Dovish Fed Comments positive for Gold

It’s quite strange that 10 days back the key influential factor that pulled gold prices down was responsible for the rise in gold prices in the past 5 days. Yes rate hike!!!!.

The precious jobs reports brought mixed sentiments for gold traders as there wasn’t really anything in this number which was going to put the brakes or fasten an interest rate hike.

But what played positive for gold was the statement realized by Fed Chairman, Janet Yellen post the data released on Friday.

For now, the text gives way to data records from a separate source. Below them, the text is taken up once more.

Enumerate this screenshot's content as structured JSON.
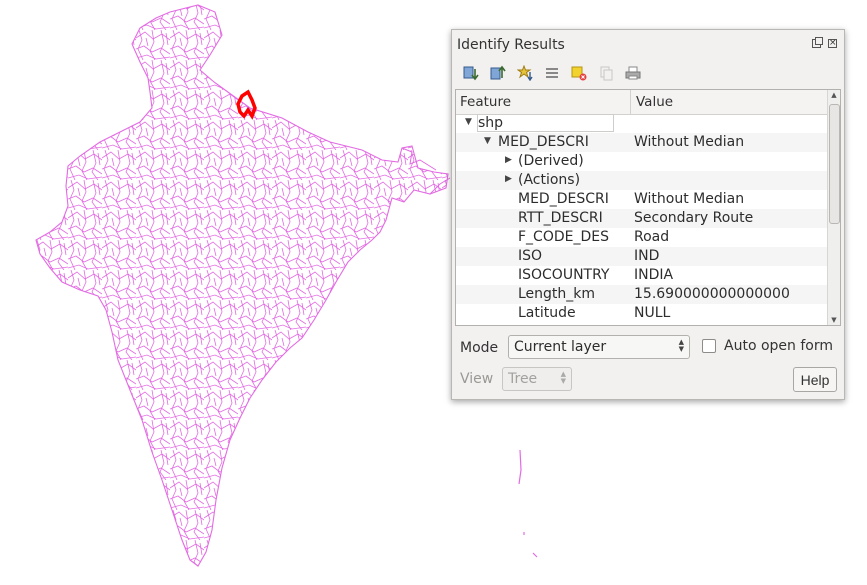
{
  "panel": {
    "title": "Identify Results"
  },
  "toolbar": {
    "icons": [
      "expand-tree-icon",
      "collapse-tree-icon",
      "expand-new-results-icon",
      "select-all-icon",
      "clear-results-icon",
      "copy-icon",
      "print-icon"
    ]
  },
  "tree": {
    "headers": {
      "feature": "Feature",
      "value": "Value"
    },
    "layer_name": "shp",
    "feature_node": {
      "label": "MED_DESCRI",
      "value": "Without Median"
    },
    "derived_label": "(Derived)",
    "actions_label": "(Actions)",
    "attributes": [
      {
        "name": "MED_DESCRI",
        "value": "Without Median"
      },
      {
        "name": "RTT_DESCRI",
        "value": "Secondary Route"
      },
      {
        "name": "F_CODE_DES",
        "value": "Road"
      },
      {
        "name": "ISO",
        "value": "IND"
      },
      {
        "name": "ISOCOUNTRY",
        "value": "INDIA"
      },
      {
        "name": "Length_km",
        "value": "15.690000000000000"
      },
      {
        "name": "Latitude",
        "value": "NULL"
      }
    ]
  },
  "mode": {
    "label": "Mode",
    "selected": "Current layer"
  },
  "auto_open": {
    "label": "Auto open form",
    "checked": false
  },
  "view": {
    "label": "View",
    "selected": "Tree"
  },
  "help_label": "Help",
  "colors": {
    "road_lines": "#e36be3",
    "selected_feature": "#ff0000",
    "panel_bg": "#f2f1f0"
  }
}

The surge in gold prices came after a Friday report on consumer prices showed that inflation in June came in flat, a sign that consumer prices had trouble sustaining its upward momentum. A weaker-than-expected reading for June’s retail sales, which fell 0.2%, also signal led weakness. Economists polled by Market Watch had forecast a 0.1% increase. Market participants said the lack of spending from U.S. shoppers made it difficult to envision inflation approaching the Fed’s 2% target.

Gold prices on Friday marked the highest finish of the month and their first weekly rise since early June, as data on retail sales and inflation stoked concerns that the pace of economic growth may not merit lifting U.S. interest rates again in 2017.

U.S. consumer prices were unchanged in June and retail sales fell for a second straight month, pointing to tame inflation and soft domestic demand that diminished prospects of a third interest rate increase from the Federal Reserve this year.

The U.S. data bolstered expectations that the U.S. Federal Reserve would likely to move slowly to continue raising interest rates in the absence of inflation signs. Some had been expecting another rate hike in 2017, however Fed Chair Janet Yellen's comments to the U.S. Congress this week was more dovish than originally anticipated.

Activity was muted ahead of a speech by US Federal Reserve Chair Janet Yellen later in the day which could give clues on the Fed's attitude towards inflation, and on when the US central bank will start reducing its $4.5-trillion balance sheet. That would likely push up bond yields, boosting the opportunity cost of holding bullion, and pushing gold lower.

But, in a testimony to the Congress, Federal Reserve Chairman Janet Yellen had signal led a gradual approach to future rate hikes, which pushed down the dollar and boosted the appeal of the precious metal.

The disappointing U.S. retail sales and inflation data has now seen the odds of another rate hike fall below 50% this year which  has further boosted the appeal of low- and non interest-bearing assets on a relative basis, hence the  market witnessed  breakdown in [the U.S. dollar/Japanese yen] and breakout in gold.

The latest economic data may be viewed as providing insufficient support for the Fed to lift interest rates at least once more in 2017 and shrink its $4.5 trillion balance sheet—an act that can also serve to lift rates and tighten economic conditions.

The next big thing for traders is the upcoming ECB monetary policy  meeting to be held on July 20 in Frankfurt and that certainly has an ability to bring another episode of taper tantrum.